A partir d'un échantillon d'ADN microscopique prélevé sur un os vieux d'environ 80.000 ans, des chercheurs sont parvenus à décoder le génome d'un hominidé primitif, l'Homme de Denisova.

Des chercheurs ont aussi réussi à comparer l'Homme de Denisova avec celui de ses proches cousins, les Néandertaliens, et l'humain moderne.

Leurs analyses, publiées jeudi dans la revue américaine Science, révèlent notamment que la diversité génétique était très faible chez les Dénisoviens mais qu'une partie non négligeable de leurs gènes ont été transmis aux habitants actuels d'Asie du sud-est, en particulier aux Papous.

Espèce éteinte pour des raisons mystérieuses, les Dénisoviens étaient notamment porteurs de matériel génétique aujourd'hui associé avec une peau sombre, des cheveux bruns et des yeux marrons.

Restes fossiles rares

Les restes fossiles de l'Homme de Denisova sont extrêmement rares. Ils se réduisent à des fragments d'une phalange d'auriculaire appartenant à une fillette d'environ sept ans, découverts en 2010 à proximité d'une dent dans une grotte du sud de la Sibérie.

Svante Pääbo, de l'Institut Max Planck de Leipzig (Allemagne), et son équipe ont donc inventé une technique leur permettant de démêler la double hélice de l'ADN pour en analyser séparément chacun des brins. Un séquençage tellement précis qu'il a pu être comparé avec celui de onze humains modernes (Homo sapiens) de différentes parties du monde et celui de Néandertal.

«Ce décryptage d'un génome éteint atteint une précision sans précédent», assure Matthias Meyer, auteur principal de l'étude. «Pour la majorité du génome, nous avons même pu déterminer les différences entre les deux jeux de chromosomes que la fillette dénisovienne a hérité de son père d'une part et de sa mère d'autre part», souligne-t-il.

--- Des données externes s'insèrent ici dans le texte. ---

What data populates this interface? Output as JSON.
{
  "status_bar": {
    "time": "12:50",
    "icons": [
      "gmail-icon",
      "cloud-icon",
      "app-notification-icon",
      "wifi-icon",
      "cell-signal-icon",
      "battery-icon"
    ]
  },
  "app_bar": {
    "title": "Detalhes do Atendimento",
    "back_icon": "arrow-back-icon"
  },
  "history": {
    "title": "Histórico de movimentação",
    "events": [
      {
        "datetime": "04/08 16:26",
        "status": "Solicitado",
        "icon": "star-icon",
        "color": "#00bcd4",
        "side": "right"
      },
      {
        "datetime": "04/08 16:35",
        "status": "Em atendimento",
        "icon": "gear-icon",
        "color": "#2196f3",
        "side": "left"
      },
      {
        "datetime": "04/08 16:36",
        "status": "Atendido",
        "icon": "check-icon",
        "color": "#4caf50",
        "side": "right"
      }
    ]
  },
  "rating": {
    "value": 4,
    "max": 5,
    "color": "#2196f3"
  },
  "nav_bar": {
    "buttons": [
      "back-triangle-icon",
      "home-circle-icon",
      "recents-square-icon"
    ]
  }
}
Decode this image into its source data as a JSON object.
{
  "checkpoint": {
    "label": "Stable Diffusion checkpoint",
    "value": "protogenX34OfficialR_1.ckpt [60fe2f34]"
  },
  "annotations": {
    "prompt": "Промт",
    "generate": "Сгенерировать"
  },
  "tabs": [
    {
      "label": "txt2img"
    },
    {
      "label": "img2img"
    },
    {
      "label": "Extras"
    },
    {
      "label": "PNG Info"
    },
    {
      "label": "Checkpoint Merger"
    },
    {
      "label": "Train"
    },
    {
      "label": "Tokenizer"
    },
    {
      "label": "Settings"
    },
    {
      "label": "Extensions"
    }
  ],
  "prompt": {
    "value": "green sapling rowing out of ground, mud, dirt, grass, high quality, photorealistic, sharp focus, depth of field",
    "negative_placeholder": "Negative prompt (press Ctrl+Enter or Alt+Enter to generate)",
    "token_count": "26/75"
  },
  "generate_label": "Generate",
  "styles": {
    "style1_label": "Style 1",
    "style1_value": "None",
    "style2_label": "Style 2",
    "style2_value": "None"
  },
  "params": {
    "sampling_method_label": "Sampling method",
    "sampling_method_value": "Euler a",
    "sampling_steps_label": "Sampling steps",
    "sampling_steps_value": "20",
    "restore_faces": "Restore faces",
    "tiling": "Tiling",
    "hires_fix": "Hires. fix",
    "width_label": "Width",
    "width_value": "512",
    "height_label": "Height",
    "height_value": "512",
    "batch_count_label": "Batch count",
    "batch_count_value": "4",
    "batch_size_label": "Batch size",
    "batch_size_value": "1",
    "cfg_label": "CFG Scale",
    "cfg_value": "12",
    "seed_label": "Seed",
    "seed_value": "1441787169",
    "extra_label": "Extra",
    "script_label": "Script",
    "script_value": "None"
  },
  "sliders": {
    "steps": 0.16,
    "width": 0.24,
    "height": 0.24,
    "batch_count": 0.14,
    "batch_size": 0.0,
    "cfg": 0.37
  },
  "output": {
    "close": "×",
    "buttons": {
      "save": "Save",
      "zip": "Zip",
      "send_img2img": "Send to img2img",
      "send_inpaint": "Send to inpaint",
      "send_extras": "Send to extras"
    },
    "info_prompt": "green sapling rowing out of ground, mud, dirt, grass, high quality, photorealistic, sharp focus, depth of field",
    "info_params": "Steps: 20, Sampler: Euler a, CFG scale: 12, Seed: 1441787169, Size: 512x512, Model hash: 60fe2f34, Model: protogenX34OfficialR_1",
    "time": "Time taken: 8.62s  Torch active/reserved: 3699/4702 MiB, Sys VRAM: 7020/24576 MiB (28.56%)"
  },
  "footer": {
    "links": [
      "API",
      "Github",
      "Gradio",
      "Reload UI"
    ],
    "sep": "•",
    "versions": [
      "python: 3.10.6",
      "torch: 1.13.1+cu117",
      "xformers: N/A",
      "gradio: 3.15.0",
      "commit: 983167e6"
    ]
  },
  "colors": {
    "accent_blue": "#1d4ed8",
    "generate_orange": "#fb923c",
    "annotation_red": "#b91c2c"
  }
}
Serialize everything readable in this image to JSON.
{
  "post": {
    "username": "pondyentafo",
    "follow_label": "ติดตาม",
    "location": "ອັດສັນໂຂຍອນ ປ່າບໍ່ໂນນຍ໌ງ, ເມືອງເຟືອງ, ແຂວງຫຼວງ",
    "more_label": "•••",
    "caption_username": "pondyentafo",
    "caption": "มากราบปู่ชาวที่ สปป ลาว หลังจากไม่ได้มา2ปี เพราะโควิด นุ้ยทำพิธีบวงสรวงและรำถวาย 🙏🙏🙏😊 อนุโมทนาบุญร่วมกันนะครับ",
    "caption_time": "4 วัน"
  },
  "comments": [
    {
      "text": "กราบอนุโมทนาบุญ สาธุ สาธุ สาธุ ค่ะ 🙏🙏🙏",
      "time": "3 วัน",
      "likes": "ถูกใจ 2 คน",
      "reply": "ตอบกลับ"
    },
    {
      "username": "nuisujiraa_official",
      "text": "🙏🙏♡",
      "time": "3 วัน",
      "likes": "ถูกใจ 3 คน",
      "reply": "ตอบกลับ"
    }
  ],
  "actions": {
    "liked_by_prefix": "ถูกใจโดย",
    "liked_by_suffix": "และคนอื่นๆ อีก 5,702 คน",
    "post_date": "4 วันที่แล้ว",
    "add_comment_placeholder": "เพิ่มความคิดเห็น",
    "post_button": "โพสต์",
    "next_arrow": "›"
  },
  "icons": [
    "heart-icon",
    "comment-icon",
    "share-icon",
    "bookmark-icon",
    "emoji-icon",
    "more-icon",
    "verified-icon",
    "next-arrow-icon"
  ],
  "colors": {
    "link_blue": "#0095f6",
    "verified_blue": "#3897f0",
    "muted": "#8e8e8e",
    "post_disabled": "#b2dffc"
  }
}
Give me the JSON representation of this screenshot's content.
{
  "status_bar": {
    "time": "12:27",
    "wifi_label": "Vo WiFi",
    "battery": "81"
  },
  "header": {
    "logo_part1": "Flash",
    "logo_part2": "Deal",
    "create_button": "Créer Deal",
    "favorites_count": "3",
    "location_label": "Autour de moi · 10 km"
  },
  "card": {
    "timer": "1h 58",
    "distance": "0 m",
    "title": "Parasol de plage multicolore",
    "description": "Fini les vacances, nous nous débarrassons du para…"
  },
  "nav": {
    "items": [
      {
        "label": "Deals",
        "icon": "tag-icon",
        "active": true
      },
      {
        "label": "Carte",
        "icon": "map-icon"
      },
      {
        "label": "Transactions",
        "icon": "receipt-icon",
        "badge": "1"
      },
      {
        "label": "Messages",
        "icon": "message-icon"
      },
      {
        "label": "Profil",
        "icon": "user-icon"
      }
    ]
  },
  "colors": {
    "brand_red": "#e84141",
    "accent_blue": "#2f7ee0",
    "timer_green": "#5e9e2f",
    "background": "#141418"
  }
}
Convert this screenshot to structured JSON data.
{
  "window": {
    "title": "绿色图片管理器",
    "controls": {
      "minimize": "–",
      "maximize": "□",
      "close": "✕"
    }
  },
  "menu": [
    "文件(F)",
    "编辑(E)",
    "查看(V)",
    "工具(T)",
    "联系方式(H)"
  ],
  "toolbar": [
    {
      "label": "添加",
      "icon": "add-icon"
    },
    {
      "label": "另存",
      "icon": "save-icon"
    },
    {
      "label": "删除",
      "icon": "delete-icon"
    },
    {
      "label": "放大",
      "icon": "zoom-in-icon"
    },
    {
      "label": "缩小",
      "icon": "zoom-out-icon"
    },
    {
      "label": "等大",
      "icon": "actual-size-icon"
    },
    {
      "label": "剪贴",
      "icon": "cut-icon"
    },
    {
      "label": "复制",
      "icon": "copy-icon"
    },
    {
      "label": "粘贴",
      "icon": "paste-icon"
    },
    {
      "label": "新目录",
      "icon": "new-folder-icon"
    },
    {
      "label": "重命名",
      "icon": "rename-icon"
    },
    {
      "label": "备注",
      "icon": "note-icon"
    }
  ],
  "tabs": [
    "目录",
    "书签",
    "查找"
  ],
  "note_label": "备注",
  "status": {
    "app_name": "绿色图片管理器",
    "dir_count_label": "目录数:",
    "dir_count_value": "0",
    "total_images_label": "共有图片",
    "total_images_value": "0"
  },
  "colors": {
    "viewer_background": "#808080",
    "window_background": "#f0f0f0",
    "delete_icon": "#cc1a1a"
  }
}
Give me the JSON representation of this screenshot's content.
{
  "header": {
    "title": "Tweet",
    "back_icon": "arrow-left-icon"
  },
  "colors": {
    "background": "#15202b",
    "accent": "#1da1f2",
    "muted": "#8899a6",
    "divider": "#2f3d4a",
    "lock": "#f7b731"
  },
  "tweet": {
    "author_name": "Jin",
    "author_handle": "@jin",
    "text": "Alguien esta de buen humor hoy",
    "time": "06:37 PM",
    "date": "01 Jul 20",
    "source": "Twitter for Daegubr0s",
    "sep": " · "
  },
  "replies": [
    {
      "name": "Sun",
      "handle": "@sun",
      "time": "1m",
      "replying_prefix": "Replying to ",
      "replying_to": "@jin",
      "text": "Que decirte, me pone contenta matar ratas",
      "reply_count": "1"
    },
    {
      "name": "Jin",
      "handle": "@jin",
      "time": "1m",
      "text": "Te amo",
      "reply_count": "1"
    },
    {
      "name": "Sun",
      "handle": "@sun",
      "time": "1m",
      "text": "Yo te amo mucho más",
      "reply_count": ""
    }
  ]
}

Faible diversité génétique

De là, les scientifiques ont pu déterminer que la diversité génétique des Dénisoviens était beaucoup plus faible que celle qui prévaut actuellement chez les humains. Cela est probablement dû au fait que leur population initiale était restreinte et qu'elle a rapidement augmenté au fur et à mesure qu'elle s'étendait sur une vaste zone géographique, de la Sibérie au Pacifique sud.

«Si les recherches à venir sur le génome du Néandertal montrent que leur population a évolué de manière similaire, il est fort possible qu'une seule et même population (d'humains primitifs) ayant quitté l'Afrique ait donné naissance à la fois aux Dénisoviens et aux Néandertals», estime Svante Pääbo, pionnier suédois de l'exploration de l'ADN ancien.

Avec un tel matériel, les chercheurs ont pu dater la divergence entre les populations de Dénisoviens et d'humains modernes entre 170'000 et 700'000 ans. Quant à la phalange retrouvée en Sibérie, ils l'estiment âgée de 74'000 à 82'000 ans.

6% du génome des Papous

Leurs calculs confirment que les Dénisoviens ont contribué au génome des populations des Mélanésiens, aborigènes australiens et autres habitants actuels des îles d'Asie du sud-est. En particulier, la comparaison ADN suggère que 6% du génome des Papous de Nouvelle- Guinée provient de ces hominidés, vraisemblablement par le biais de croisements entre des Dénisoviens et des Homo sapiens.

On en retrouve aussi des traces chez tous les Eurasiens, mais aucune chez les Africains.

L'analyse a en outre permis aux scientifiques d'identifier quelque 100'000 changements survenus dans le génome humain après la séparation d'avec les Dénisoviens. Certaines de ces modifications affectent les gènes associés aux fonctions cérébrales et au développement du système nerveux, souligne l'étude.

«Ces recherches aideront à comprendre comment les populations humaines modernes ont pu augmenter considérablement leur taille et leur complexité culturelle tandis que les humains archaïques ont fini par décliner puis s'éteindre», relève Svante Pääbo.